What is a direct mutual fund? Should you choose these funds over your regular peers? A closer understanding of the two types is essential before deciding.
Regular Mutual Funds
You can use a mutual funds app to invest in these funds, and they are ones where you invest through any broker, intermediary, or distributor. The intermediaries will handhold the customer throughout the investment process and assist with documentation and transactions while offering advice.
Direct Mutual Funds
These plans do not come with any assistance or support from intermediaries. In this case, you will buy mutual funds directly from the mutual fund house or AMC (asset management company). These plans often ensure higher returns owing to lower expense ratios than regular funds. However, investors with a solid understanding of various schemes and the market can only choose them since this is the only available guidance.
Things to Consider When Switching to a Direct Mutual Fund
If you are thinking of switching to a direct mutual fund from regular options, then here are a few other things worth consideration:
- Lock-in periods- You can only change to a direct plan from a regular plan once the lock-in period expires. ELSS (equity-linked savings schemes) has lock-in periods of three years. You cannot switch before the conclusion of this period. Some other funds often have five-year lock-in periods. If you are investing via SIPs (systematic investment plans), then the lock-in period calculation takes place separately from every installment date. Every such investment should complete its lock-in period before you switch.
- Exit Load- Many schemes have penalties for investors withdrawing early, known as the exit load. It may be a percentage of the NAV (net asset value) that is subtracted during redemption. It is imposed if the investment is redeemed within a year from any equity fund. If you are investing in a regular mutual fund scheme through SIPs, then the exit load calculation is from the date of every monthly installment.
- Taxes- Switching to a direct mutual fund will mean redemption from the current plan and new investment in the new one. Hence, the redemption of regular mutual fund units will lead to capital gains taxes. The duration to be eligible for capital gains will begin once again from the investment date in the direct mutual fund scheme. Keep these aspects in mind to bypass unnecessary deductions by way of taxes.
Why Should You Consider a Direct Mutual Fund
All said and done, direct plans may have several benefits for investors. Some of them include the following:
- These plans may offer higher returns than their regular counterparts since there are zero distribution costs and lower expense ratios. This seemingly nominal difference may add up to a sizable amount in the long haul due to compounding.
- These plans have a simpler process, where you directly purchase them from the mutual fund house or AMC.

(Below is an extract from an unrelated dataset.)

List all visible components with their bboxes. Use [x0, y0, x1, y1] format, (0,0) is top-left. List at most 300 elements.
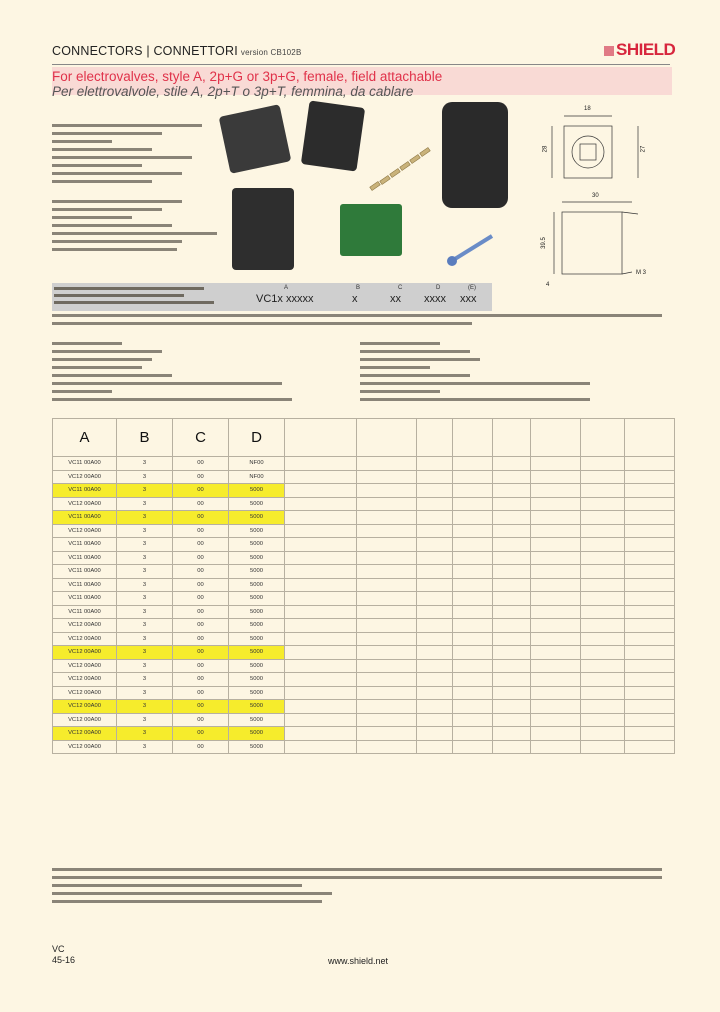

- Mutual fund information relating to schemes, market movements, analysis, and other aspects is readily available online for investors. Hence, with some homework and knowledge, investors can skip the assistance part in regular fund schemes.
Conclusion
Choose as per your knowledge, expertise, and time. You can earn higher returns with direct plans if you take risks without additional guidance. However, if you are a newbie without any idea of the market and mutual fund types, you can start with a regular mutual fund scheme.